Nina’nın beslenme çantasındaki şey pilav mıydı?
O da neydi? Nina, yemeğini eliyle mi yiyordu?
Ya Tito’nun tabağındaki pilava benzeyen şey neydi?
Can, yemeğin tadına bakınca inanamadı.
Bu ne biçim bir pilavdı!
“Bak işte Can, ilk başta hepsi aynı pirinç iken, piştiklerinde hepsi başka bir yemek oluyor. Biz ‘PİLAV’ diyoruz, Nina ‘BİRYANİ’ diyor, Tito ‘KANİN’ diyor, bir başkası ‘PİLAF’ diyor. İşte kültür böyle bir şey. Aslında hepimiz aynı pirinci yiyoruz.”

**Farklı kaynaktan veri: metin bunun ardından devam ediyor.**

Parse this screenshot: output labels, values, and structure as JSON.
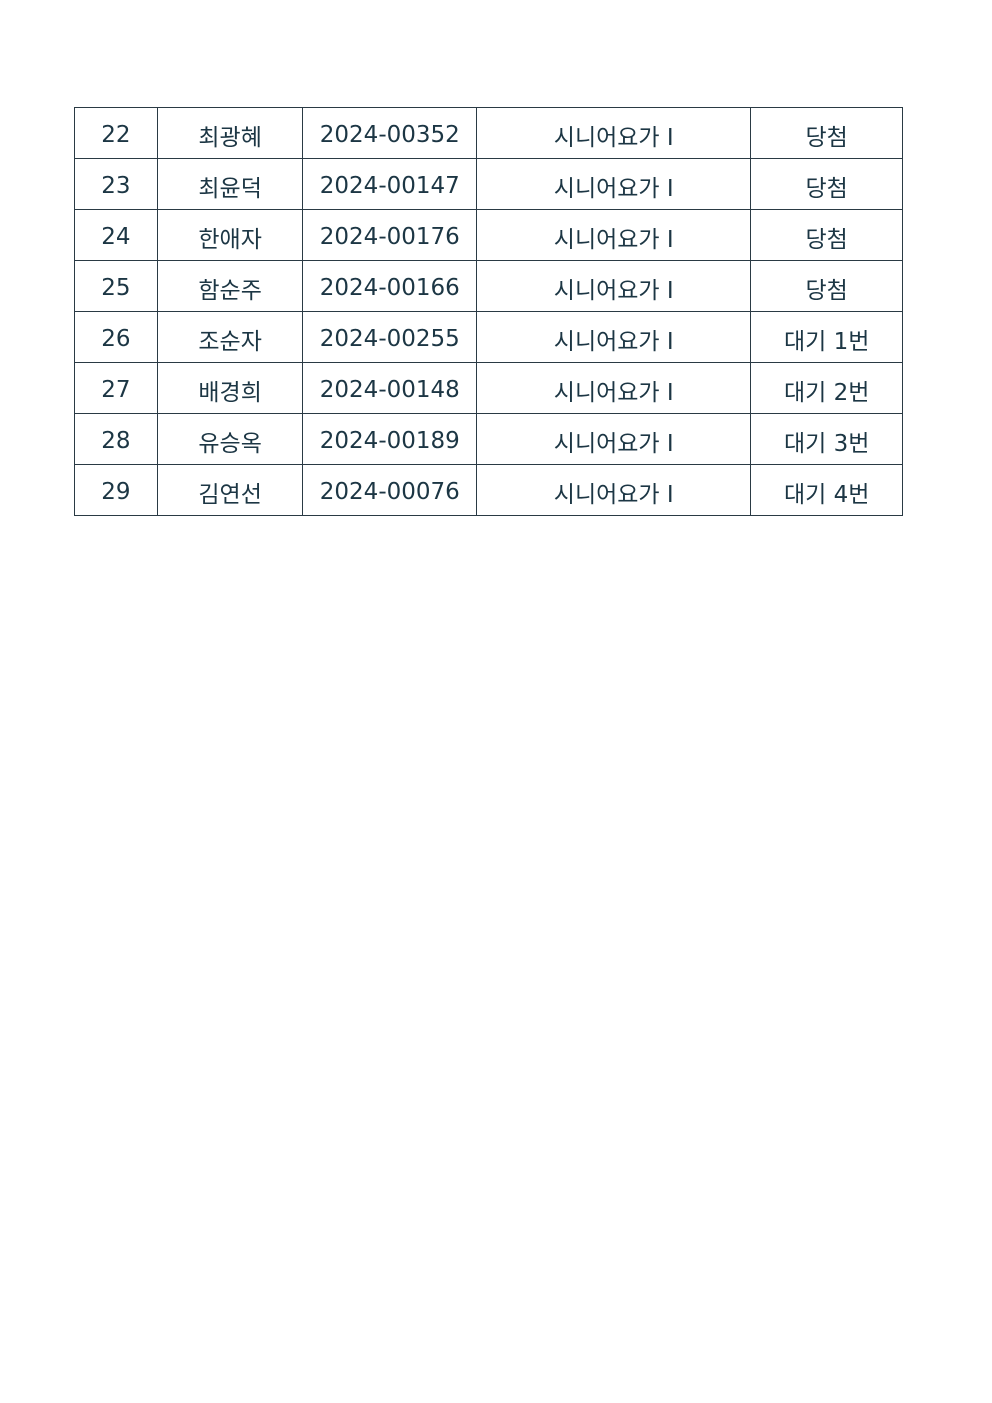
{
  "table": {
    "rows": [
      [
        "22",
        "최광혜",
        "2024-00352",
        "시니어요가 I",
        "당첨"
      ],
      [
        "23",
        "최윤덕",
        "2024-00147",
        "시니어요가 I",
        "당첨"
      ],
      [
        "24",
        "한애자",
        "2024-00176",
        "시니어요가 I",
        "당첨"
      ],
      [
        "25",
        "함순주",
        "2024-00166",
        "시니어요가 I",
        "당첨"
      ],
      [
        "26",
        "조순자",
        "2024-00255",
        "시니어요가 I",
        "대기 1번"
      ],
      [
        "27",
        "배경희",
        "2024-00148",
        "시니어요가 I",
        "대기 2번"
      ],
      [
        "28",
        "유승옥",
        "2024-00189",
        "시니어요가 I",
        "대기 3번"
      ],
      [
        "29",
        "김연선",
        "2024-00076",
        "시니어요가 I",
        "대기 4번"
      ]
    ]
  }
}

Hayatı boyunca farklı şehirlerde, farklı ülkelerde yaşadığı için kültürel çeşitliliği çok önemseyen Irmak PARLAT YILMAZ, kültürel çeşitliliğin zenginliğini tatlı mı tatlı bir hikâye ile
gözler önüne seriyor.
DÜNYANIN EN BÜYÜK ZENGİNLİĞİ BU ÇEŞİTLİLİK DEĞİL Mİ?